Maggie moves across to him. She squeezes his shoulder and then takes out her new dress and snaps the tags. She’s itching to put it on again.
‘Go on, go get ready,’ I tell her.
‘What about you?’
‘I’m not hungry. You two grab dinner before your show; we’ll pick up something later.’
‘Are you sure?’ She hesitates for a moment and then disappears into the bathroom. Rafa goes back to watching the silent fight on the TV, a boxer reeling back in slow-motion, a spray of sweat. Jason has turned back to the paper and is staring at the same page he was five minutes ago. I lean against the window and close my eyes. I think about how high I am above the cars and the people and the pavement; how only a few centimetres of glass stops me from plummeting towards them.
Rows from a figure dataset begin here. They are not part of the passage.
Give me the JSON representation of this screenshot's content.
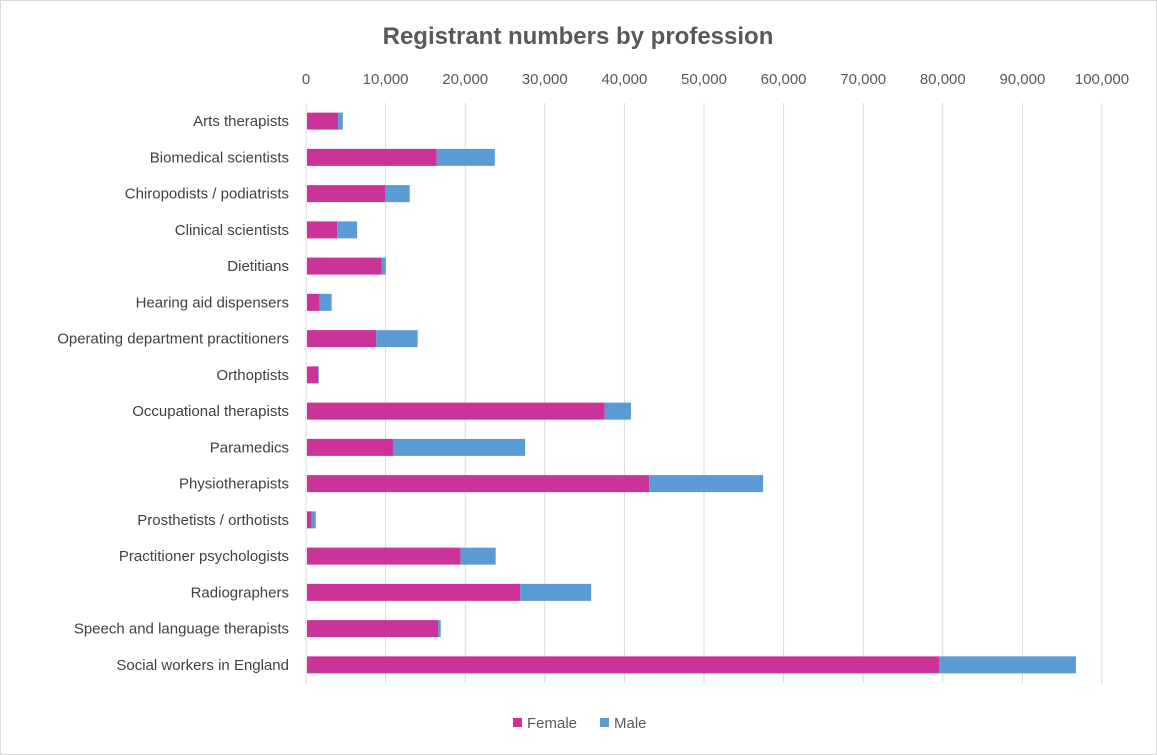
{
  "chart_data": {
    "type": "bar",
    "orientation": "horizontal",
    "stacked": true,
    "title": "Registrant numbers by profession",
    "xlabel": "",
    "ylabel": "",
    "xlim": [
      0,
      100000
    ],
    "ticks": [
      0,
      10000,
      20000,
      30000,
      40000,
      50000,
      60000,
      70000,
      80000,
      90000,
      100000
    ],
    "tick_labels": [
      "0",
      "10,000",
      "20,000",
      "30,000",
      "40,000",
      "50,000",
      "60,000",
      "70,000",
      "80,000",
      "90,000",
      "100,000"
    ],
    "grid": true,
    "legend_position": "bottom",
    "categories": [
      "Arts therapists",
      "Biomedical scientists",
      "Chiropodists / podiatrists",
      "Clinical scientists",
      "Dietitians",
      "Hearing aid dispensers",
      "Operating department practitioners",
      "Orthoptists",
      "Occupational therapists",
      "Paramedics",
      "Physiotherapists",
      "Prosthetists / orthotists",
      "Practitioner psychologists",
      "Radiographers",
      "Speech and language therapists",
      "Social workers in England"
    ],
    "series": [
      {
        "name": "Female",
        "color": "#cc3399",
        "values": [
          3900,
          16300,
          9800,
          3800,
          9400,
          1600,
          8700,
          1400,
          37400,
          10800,
          43000,
          600,
          19300,
          26800,
          16500,
          79400
        ]
      },
      {
        "name": "Male",
        "color": "#5b9bd5",
        "values": [
          600,
          7300,
          3100,
          2500,
          500,
          1500,
          5200,
          100,
          3300,
          16600,
          14300,
          500,
          4400,
          8900,
          300,
          17200
        ]
      }
    ]
  }
}
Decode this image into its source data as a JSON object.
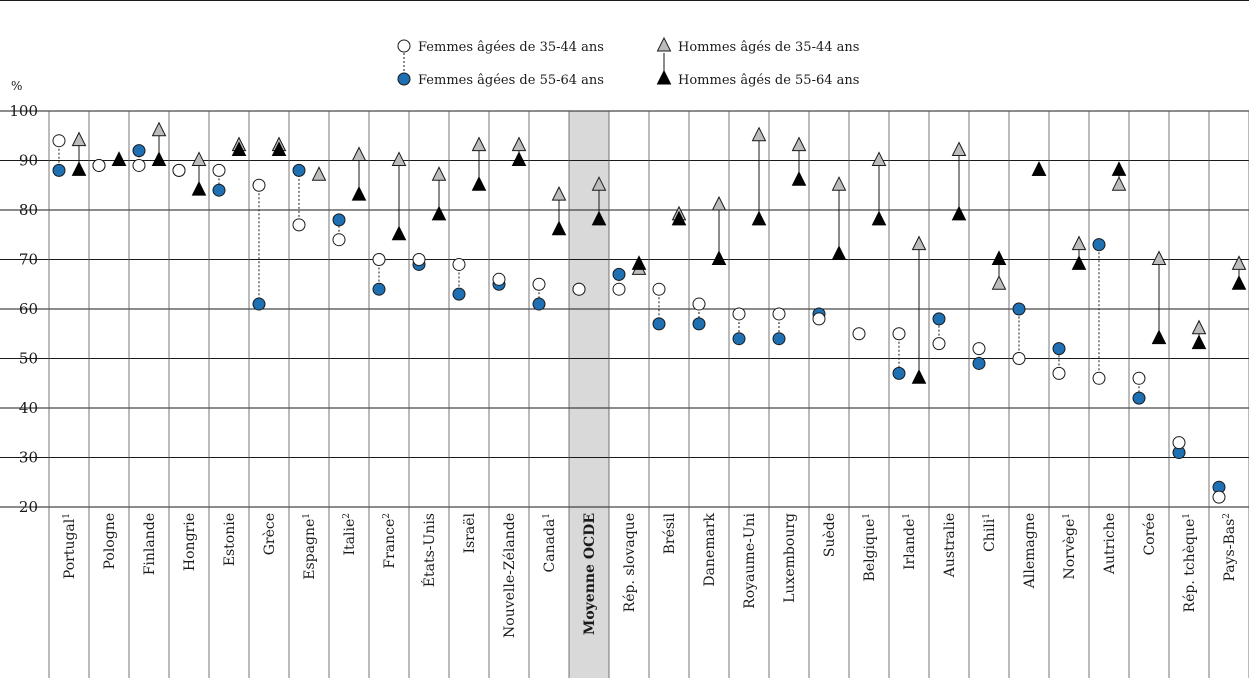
{
  "chart_data": {
    "type": "scatter",
    "ylabel": "%",
    "ylim": [
      20,
      100
    ],
    "yticks": [
      20,
      30,
      40,
      50,
      60,
      70,
      80,
      90,
      100
    ],
    "grid": true,
    "legend_position": "top-center",
    "highlight_category": "Moyenne OCDE",
    "highlight_band_color": "#d9d9d9",
    "categories": [
      {
        "label": "Portugal",
        "sup": "1"
      },
      {
        "label": "Pologne",
        "sup": ""
      },
      {
        "label": "Finlande",
        "sup": ""
      },
      {
        "label": "Hongrie",
        "sup": ""
      },
      {
        "label": "Estonie",
        "sup": ""
      },
      {
        "label": "Grèce",
        "sup": ""
      },
      {
        "label": "Espagne",
        "sup": "1"
      },
      {
        "label": "Italie",
        "sup": "2"
      },
      {
        "label": "France",
        "sup": "2"
      },
      {
        "label": "États-Unis",
        "sup": ""
      },
      {
        "label": "Israël",
        "sup": ""
      },
      {
        "label": "Nouvelle-Zélande",
        "sup": ""
      },
      {
        "label": "Canada",
        "sup": "1"
      },
      {
        "label": "Moyenne OCDE",
        "sup": ""
      },
      {
        "label": "Rép. slovaque",
        "sup": ""
      },
      {
        "label": "Brésil",
        "sup": ""
      },
      {
        "label": "Danemark",
        "sup": ""
      },
      {
        "label": "Royaume-Uni",
        "sup": ""
      },
      {
        "label": "Luxembourg",
        "sup": ""
      },
      {
        "label": "Suède",
        "sup": ""
      },
      {
        "label": "Belgique",
        "sup": "1"
      },
      {
        "label": "Irlande",
        "sup": "1"
      },
      {
        "label": "Australie",
        "sup": ""
      },
      {
        "label": "Chili",
        "sup": "1"
      },
      {
        "label": "Allemagne",
        "sup": ""
      },
      {
        "label": "Norvège",
        "sup": "1"
      },
      {
        "label": "Autriche",
        "sup": ""
      },
      {
        "label": "Corée",
        "sup": ""
      },
      {
        "label": "Rép. tchèque",
        "sup": "1"
      },
      {
        "label": "Pays-Bas",
        "sup": "2"
      }
    ],
    "series": [
      {
        "name": "Femmes âgées de 35-44 ans",
        "marker": "circle-open",
        "color": "#ffffff",
        "stroke": "#1a1a1a",
        "values": [
          94,
          89,
          89,
          88,
          88,
          85,
          77,
          74,
          70,
          70,
          69,
          66,
          65,
          64,
          64,
          64,
          61,
          59,
          59,
          58,
          55,
          55,
          53,
          52,
          50,
          47,
          46,
          46,
          33,
          22
        ]
      },
      {
        "name": "Femmes âgées de 55-64 ans",
        "marker": "circle-filled",
        "color": "#1f6fb3",
        "stroke": "#1a1a1a",
        "values": [
          88,
          89,
          92,
          88,
          84,
          61,
          88,
          78,
          64,
          69,
          63,
          65,
          61,
          64,
          67,
          57,
          57,
          54,
          54,
          59,
          null,
          47,
          58,
          49,
          60,
          52,
          73,
          42,
          31,
          24
        ]
      },
      {
        "name": "Hommes âgés de 35-44 ans",
        "marker": "triangle-open",
        "color": "#bcbcbc",
        "stroke": "#1a1a1a",
        "values": [
          94,
          90,
          96,
          90,
          93,
          93,
          87,
          91,
          90,
          87,
          93,
          93,
          83,
          85,
          68,
          79,
          81,
          95,
          93,
          85,
          90,
          73,
          92,
          65,
          88,
          73,
          85,
          70,
          56,
          69
        ]
      },
      {
        "name": "Hommes âgés de 55-64 ans",
        "marker": "triangle-filled",
        "color": "#000000",
        "stroke": "#000000",
        "values": [
          88,
          90,
          90,
          84,
          92,
          92,
          null,
          83,
          75,
          79,
          85,
          90,
          76,
          78,
          69,
          78,
          70,
          78,
          86,
          71,
          78,
          46,
          79,
          70,
          88,
          69,
          88,
          54,
          53,
          65
        ]
      }
    ]
  }
}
I’m suspended in time and space. Waiting. Waiting for Jude.
Maggie emerges from the bathroom, gorgeous. She’s wearing the blue dress as if it was custom-made for her.
‘Wow,’ Jason says.
Maggie dips her chin, accepts the compliment. ‘Oh,’ she says to Rafa, her eyes bright. ‘You should see this.’ She hands her phone to him. ‘Recognise this girl?’
He studies the screen without speaking. Maggie turns his hand so I can see the photo. I’m a little startled by it myself: not only the fact I’m in a dress that clings to every dip and curve of my body, but that I’m relaxed. Unguarded.
Rafa takes the phone back, studies it for a while longer. Finally, he looks up and meets my eyes.
‘You need to buy that dress.’
Then Jason and Maggie are gone. Off to do something normal. To feel normal. Even before Rafa turned up in Pan Beach, I’d never felt that way. I pull my feet to the sill and rest my chin on my knees, stare out at the lights coming on around and below us.
‘What?’ Rafa says. ‘You wanted to go to the ballet?’
I sigh. ‘What’s the plan?’
He pulls on his boots and stands up. ‘It’s a surprise.’ If he were anyone else, that might sound like a good thing. ‘Come on.’ A sly smile. ‘Trust me.’
I meet him in the middle of the room. He slides his arm around me and pulls me close, links our fingers. ‘Maybe I’m taking you dancing.’ His lips are against my hair.
‘Is that before or after the bar fight?’
He starts to sway and I can’t help it, I move with him. ‘Hmm,’ he whispers. ‘I haven’t decided.’
I close my eyes, feel his arms tighten around me, his hips against mine…before the ground drops away.
It’s over in less than a second and we’re in darkness. Traffic hums in the distance, and I smell damp grass. There’s more space around us—a park maybe. Rafa and I are still locked together. Still swaying. I can’t see his face clearly, but his breath warms my cheek.
I find his mouth. The kiss is slow, sweet. Rafa’s thumb strokes my collarbone. I kiss him harder.
He breaks away first. ‘Keep that up and I’m going to forget what we came here for.’
‘Maybe I’d rather do this.’
‘Really?’ His hand slides down to my hip. ‘I was going to give you your first shifting lesson.’
My whole body snaps to attention. ‘Okay. Shit. Okay.’
He laughs and lets me go.
I look around us, feel the way my pulse has quickened. City lights wink above a bank of trees. The night sky is mostly clear, the moon bright enough that I can make out the tops of palm trees, a manicured lawn, a large lake.
‘Are we still in Melbourne?’
‘The Botanic Gardens. It wasn’t worth the argument to take you too far from Maggie.’